I have been asked the same question repeatedly over the last few weeks. In fact, what began as a seemingly innocuous trickle has turned into a deluge of disillusionment and despair. So often now have I fielded this question that the time has come to dissect and reveal its true destructive force on a portfolio.
The offending question is often asked as a rhetorical with a pregnant pause at the end:
“Bret, at the beginning of 2008 my US equity portfolio was valued at X. Now, the value is 1/2 X, so I guess I should just hold on to my positions and wait for them to come back…. I mean they always do, right?”
Sometimes this question is followed by the Tweedle Dumb and Tweedle Dee of investing platitudes: “I can wait because I’m a long term holder”, and, “You haven’t lost money until you sell it”.
If I seem glib, I don’t mean to and if I have offended some I apologise. There is nothing lightweight about this question. In fact, it reveals a serious condition that can be terminal to a portfolio. The condition is called complacency. How has this malignant complacency been allowed to spread through the mind of the suffering portfolio owner? And what must be done to reverse the effects? I will attempt to answer these questions.
I see two main reasons for the complacency:
1) Ego gets in the way of good judgement all the time. The ludicrous apothegm that you have not lost money until you sell was most certainly created by someone trying to coddle his ego. Admitting you were wrong is difficult to do but is almost certainly the first step on the road to redemption.
2) For roughly 50 years the US equity markets behaved in a manner that bred, fostered and encouraged complacency. You see, from the 1950s to 2000, the market averages were higher at the end of each 5 year increment.
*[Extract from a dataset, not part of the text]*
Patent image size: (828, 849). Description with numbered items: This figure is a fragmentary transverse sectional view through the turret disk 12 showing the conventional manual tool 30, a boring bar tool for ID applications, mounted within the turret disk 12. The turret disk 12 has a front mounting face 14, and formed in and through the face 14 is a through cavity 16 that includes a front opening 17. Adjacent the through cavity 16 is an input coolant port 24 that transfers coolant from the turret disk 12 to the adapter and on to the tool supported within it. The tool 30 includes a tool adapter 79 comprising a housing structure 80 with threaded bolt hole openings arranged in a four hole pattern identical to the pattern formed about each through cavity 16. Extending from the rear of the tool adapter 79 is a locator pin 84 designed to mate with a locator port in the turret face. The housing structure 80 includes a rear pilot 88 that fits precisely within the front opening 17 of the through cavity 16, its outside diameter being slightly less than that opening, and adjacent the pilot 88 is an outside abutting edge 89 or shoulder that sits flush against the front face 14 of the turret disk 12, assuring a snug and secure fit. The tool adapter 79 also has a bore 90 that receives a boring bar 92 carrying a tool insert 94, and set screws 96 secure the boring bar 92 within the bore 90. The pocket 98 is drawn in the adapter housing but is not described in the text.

This phenomenon was even recognized by the education system and eventually universities churned out students who believed in the myth that is called ‘A Random Walk Down Wall Street’. Of course, no one even bothered to point out that the averages were constantly reformulated during the five years with the worst companies being taken out and replaced with stronger ones. Nope, from universities on up to investment professionals the concept of buy-and-hold was preached with the faith that markets always go higher. Well, now the game has changed. The averages were lower in 2004 than in 2000 and will be lower in 2009 than in 2004.
So, let’s reverse the effects of complacency:
Step one: Simply forget about your ego and stop wasting time trying to point fingers. My advice: Don’t look at the level of your assets at the beginning of 2008 and try to come up with a scheme to recover it all tomorrow or bury your head in the sand and hope what you own will recover. Instead, look at the level of your assets today and imagine it is all cash. Ask yourself what would you do today with this cash in this environment to best protect the assets and make them grow. Then execute on this new plan. If you need help with this process I humbly suggest you spend some time on our website. You will find letters we have written to our investors as well as monthly updates on individual positions that may offer some guidance.
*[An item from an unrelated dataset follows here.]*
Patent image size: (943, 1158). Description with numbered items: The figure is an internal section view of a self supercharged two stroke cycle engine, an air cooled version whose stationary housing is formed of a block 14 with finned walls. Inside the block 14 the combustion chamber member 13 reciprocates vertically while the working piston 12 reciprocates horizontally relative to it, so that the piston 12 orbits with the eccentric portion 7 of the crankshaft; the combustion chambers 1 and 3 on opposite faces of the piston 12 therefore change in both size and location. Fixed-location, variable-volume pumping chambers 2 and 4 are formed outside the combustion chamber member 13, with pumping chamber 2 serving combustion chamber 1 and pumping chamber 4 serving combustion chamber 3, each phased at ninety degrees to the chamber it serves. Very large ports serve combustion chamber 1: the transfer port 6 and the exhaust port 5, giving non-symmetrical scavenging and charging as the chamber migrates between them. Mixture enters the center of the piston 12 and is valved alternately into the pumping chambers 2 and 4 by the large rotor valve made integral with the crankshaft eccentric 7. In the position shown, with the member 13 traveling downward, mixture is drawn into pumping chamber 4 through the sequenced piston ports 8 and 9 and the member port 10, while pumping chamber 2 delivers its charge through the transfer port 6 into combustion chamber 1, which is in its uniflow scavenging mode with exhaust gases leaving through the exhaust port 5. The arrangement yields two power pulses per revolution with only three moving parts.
Step two: Recognize that the game has changed and the rules are different. After the crash of 1929 it took the averages over 2 1/2 decades to go to new highs and no doubt the complexion of the averages changed during that time. So, holding a portfolio of losers after the crash probably resulted in an even worse outcome. The rules have changed and you must change with them. Find out what areas of the market will perform best in this environment and don’t hesitate to realign your portfolio. Actively manage your assets, don’t be passive anymore.
I will leave you with this image. Conceptualize if you will that you were playing football for the last X amount of years. You knew the rules, you wore pads, you played on turf and wore cleats to help grip said turf. Now all of a sudden you find yourself playing a different game. Let’s say, ice hockey. You will still need pads, but the rules have changed which will take some getting used to. Take your time, be methodical, study. If you run out onto the ice still wearing cleats you will fall all over yourself. This is precisely what most of the best money managers of the last 50 years are doing today: falling all over themselves using tools that worked in the last cycle but can’t possibly work in this one.